Chico Science aos 60: o artista que transformou o mangue em revolução cultural
Três décadas depois de revolucionar a música brasileira com o manguebeat, o legado de Chico Science continua influenciando novas gerações e redefinindo a identidade cultural do Nordeste.

No dia 13 de março, a cultura brasileira relembra o nascimento de um dos artistas mais transformadores da música nacional: Chico Science. Se estivesse vivo, o criador do manguebeat completaria 60 anos.
Mais do que celebrar um aniversário simbólico, a data provoca uma reflexão inevitável: como um artista com carreira tão curta conseguiu provocar um impacto cultural tão profundo e duradouro?
Chico Science não foi apenas um músico de sucesso nos anos 1990. Ele ajudou a redefinir a forma como o Brasil enxergava sua própria cultura urbana.
A invenção de um novo som brasileiro
Quando surgiu ao lado da banda Nação Zumbi, Chico apresentou uma proposta ousada: misturar os ritmos tradicionais de Pernambuco com linguagens sonoras globais.
Maracatu, rock, hip hop, música eletrônica e cultura de rua passaram a dialogar dentro de uma mesma estética. O movimento ficaria conhecido como Manguebeat.
A metáfora central era poderosa.
O mangue, ambiente muitas vezes associado à lama, à periferia e ao abandono, se transformou em símbolo de fertilidade cultural. Ali, segundo a visão de Chico, existia uma rede viva de ideias, ritmos e identidades.
Essa percepção deu origem a uma das propostas artísticas mais originais da música brasileira contemporânea.
Recife no centro do mapa cultural
Até o início dos anos 1990, o eixo cultural dominante do país ainda girava principalmente entre Rio de Janeiro e São Paulo.
Com o manguebeat, Recife entrou definitivamente no mapa da inovação musical.
Chico Science e seus parceiros criaram uma narrativa urbana onde cabiam antenas parabólicas fincadas no mangue, maracatus dialogando com batidas eletrônicas e jovens periféricos conectados com o mundo.
Era uma estética que falava de tradição, mas também de futuro.
Dois discos que mudaram tudo
A obra de Chico Science é relativamente pequena em quantidade, mas gigantesca em influência.
Os álbuns Da Lama ao Caos (1994) e Afrociberdelia (1996) tornaram-se referências para toda uma geração de músicos brasileiros. Neles, surgiram músicas que atravessaram décadas e continuam sendo redescobertas por novos públicos.

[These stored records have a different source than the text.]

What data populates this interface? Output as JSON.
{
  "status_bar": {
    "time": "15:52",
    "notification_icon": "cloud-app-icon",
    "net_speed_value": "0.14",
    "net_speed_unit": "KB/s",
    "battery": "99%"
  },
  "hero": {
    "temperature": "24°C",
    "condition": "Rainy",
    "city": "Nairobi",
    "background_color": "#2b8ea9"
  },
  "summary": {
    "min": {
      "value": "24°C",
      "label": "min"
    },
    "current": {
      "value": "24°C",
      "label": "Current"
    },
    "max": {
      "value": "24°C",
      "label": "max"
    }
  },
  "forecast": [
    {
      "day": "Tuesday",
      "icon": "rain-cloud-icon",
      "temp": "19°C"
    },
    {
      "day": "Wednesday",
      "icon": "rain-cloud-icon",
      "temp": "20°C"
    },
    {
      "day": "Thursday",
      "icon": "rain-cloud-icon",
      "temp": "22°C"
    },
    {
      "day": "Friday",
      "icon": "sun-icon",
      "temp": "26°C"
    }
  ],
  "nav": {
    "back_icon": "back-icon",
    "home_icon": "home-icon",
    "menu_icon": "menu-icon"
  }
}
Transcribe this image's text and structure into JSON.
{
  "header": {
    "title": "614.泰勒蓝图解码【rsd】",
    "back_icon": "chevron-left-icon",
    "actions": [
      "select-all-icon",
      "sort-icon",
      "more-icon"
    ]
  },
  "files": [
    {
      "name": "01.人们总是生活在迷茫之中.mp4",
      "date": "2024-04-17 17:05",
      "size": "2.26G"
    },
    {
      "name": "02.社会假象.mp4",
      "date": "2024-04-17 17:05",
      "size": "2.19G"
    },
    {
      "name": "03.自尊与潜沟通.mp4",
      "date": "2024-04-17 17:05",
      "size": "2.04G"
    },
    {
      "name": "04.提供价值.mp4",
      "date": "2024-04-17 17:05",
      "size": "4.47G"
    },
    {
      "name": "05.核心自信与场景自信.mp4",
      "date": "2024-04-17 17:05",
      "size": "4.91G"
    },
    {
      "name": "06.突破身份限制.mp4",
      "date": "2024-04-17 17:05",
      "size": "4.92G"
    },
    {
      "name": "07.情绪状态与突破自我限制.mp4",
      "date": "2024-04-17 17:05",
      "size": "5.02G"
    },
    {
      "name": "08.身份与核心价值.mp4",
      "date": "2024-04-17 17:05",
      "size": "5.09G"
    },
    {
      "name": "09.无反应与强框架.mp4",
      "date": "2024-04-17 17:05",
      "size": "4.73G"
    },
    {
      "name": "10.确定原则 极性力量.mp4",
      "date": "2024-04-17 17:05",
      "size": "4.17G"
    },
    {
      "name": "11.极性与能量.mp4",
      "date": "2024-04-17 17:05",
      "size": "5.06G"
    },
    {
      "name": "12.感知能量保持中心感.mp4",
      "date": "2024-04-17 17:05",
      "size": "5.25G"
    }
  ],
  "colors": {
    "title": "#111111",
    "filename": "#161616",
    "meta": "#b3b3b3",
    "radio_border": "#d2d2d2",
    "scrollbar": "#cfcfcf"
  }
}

Faixas como “Rios, Pontes e Overdrives”, “Praieira” e “Manguetown” ajudaram a construir uma nova narrativa sonora sobre o Brasil urbano.
Um legado que continua crescendo
A morte precoce de Chico Science, em 1997, interrompeu uma trajetória que parecia apenas começar. Ainda assim, sua influência continuou se expandindo.

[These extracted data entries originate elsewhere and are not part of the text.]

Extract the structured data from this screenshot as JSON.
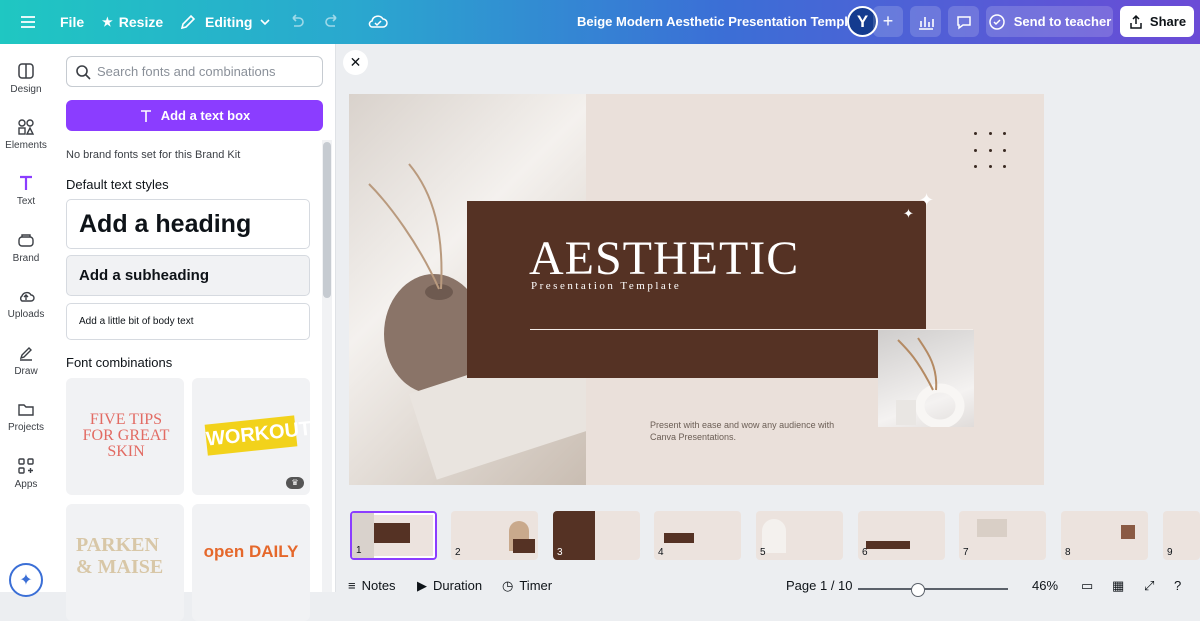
{
  "topbar": {
    "file": "File",
    "resize": "Resize",
    "editing": "Editing",
    "title": "Beige Modern Aesthetic Presentation Template",
    "avatar": "Y",
    "send": "Send to teacher",
    "share": "Share"
  },
  "rail": [
    {
      "label": "Design",
      "icon": "design-icon"
    },
    {
      "label": "Elements",
      "icon": "elements-icon"
    },
    {
      "label": "Text",
      "icon": "text-icon"
    },
    {
      "label": "Brand",
      "icon": "brand-icon"
    },
    {
      "label": "Uploads",
      "icon": "uploads-icon"
    },
    {
      "label": "Draw",
      "icon": "draw-icon"
    },
    {
      "label": "Projects",
      "icon": "projects-icon"
    },
    {
      "label": "Apps",
      "icon": "apps-icon"
    }
  ],
  "panel": {
    "search_placeholder": "Search fonts and combinations",
    "add_text": "Add a text box",
    "brand_note": "No brand fonts set for this Brand Kit",
    "default_styles": "Default text styles",
    "heading": "Add a heading",
    "subheading": "Add a subheading",
    "body": "Add a little bit of body text",
    "combos": "Font combinations",
    "tiles": [
      "FIVE TIPS FOR GREAT SKIN",
      "WORKOUT",
      "PARKEN & MAISE",
      "open DAILY"
    ]
  },
  "slide": {
    "title": "AESTHETIC",
    "subtitle": "Presentation Template",
    "description": "Present with ease and wow any audience with Canva Presentations."
  },
  "thumbnails": [
    "1",
    "2",
    "3",
    "4",
    "5",
    "6",
    "7",
    "8",
    "9"
  ],
  "bottombar": {
    "notes": "Notes",
    "duration": "Duration",
    "timer": "Timer",
    "page": "Page 1 / 10",
    "zoom": "46%"
  },
  "colors": {
    "accent": "#8b3dff",
    "slide_bg": "#eae0da",
    "slide_box": "#553224"
  }
}
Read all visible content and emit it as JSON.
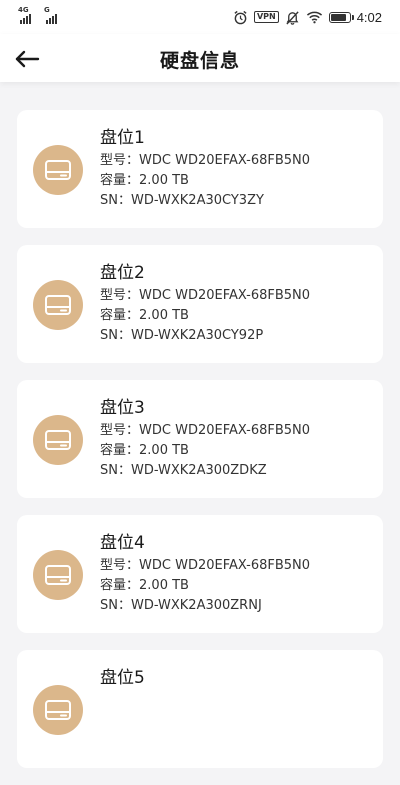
{
  "status_bar": {
    "network_1": "4G",
    "network_2": "G",
    "vpn": "VPN",
    "battery_level": 0.85,
    "time": "4:02"
  },
  "header": {
    "title": "硬盘信息"
  },
  "labels": {
    "model": "型号：",
    "capacity": "容量：",
    "sn": "SN："
  },
  "disks": [
    {
      "name": "盘位1",
      "model": "WDC WD20EFAX-68FB5N0",
      "capacity": "2.00 TB",
      "sn": "WD-WXK2A30CY3ZY"
    },
    {
      "name": "盘位2",
      "model": "WDC WD20EFAX-68FB5N0",
      "capacity": "2.00 TB",
      "sn": "WD-WXK2A30CY92P"
    },
    {
      "name": "盘位3",
      "model": "WDC WD20EFAX-68FB5N0",
      "capacity": "2.00 TB",
      "sn": "WD-WXK2A300ZDKZ"
    },
    {
      "name": "盘位4",
      "model": "WDC WD20EFAX-68FB5N0",
      "capacity": "2.00 TB",
      "sn": "WD-WXK2A300ZRNJ"
    },
    {
      "name": "盘位5",
      "model": "",
      "capacity": "",
      "sn": ""
    }
  ],
  "colors": {
    "accent": "#dbb78b",
    "background": "#f4f4f6",
    "card": "#ffffff"
  }
}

Hoje, artistas de diferentes estilos reconhecem no manguebeat uma fonte de inspiração para pensar a cultura brasileira de forma híbrida, conectada e experimental.
Chico mostrou que tradição e inovação não precisam estar em lados opostos. Pelo contrário: podem nascer exatamente do mesmo lugar.
Talvez por isso sua obra permaneça tão atual.
Porque, décadas depois, a ideia central que ele propôs continua fazendo sentido: a cultura mais potente muitas vezes nasce justamente nos territórios que o mundo insiste em ignorar.
E enquanto houver artistas olhando para esses lugares com curiosidade, coragem e imaginação, o espírito de Chico Science seguirá pulsando, como um mangue vivo, fértil e conectado ao futuro.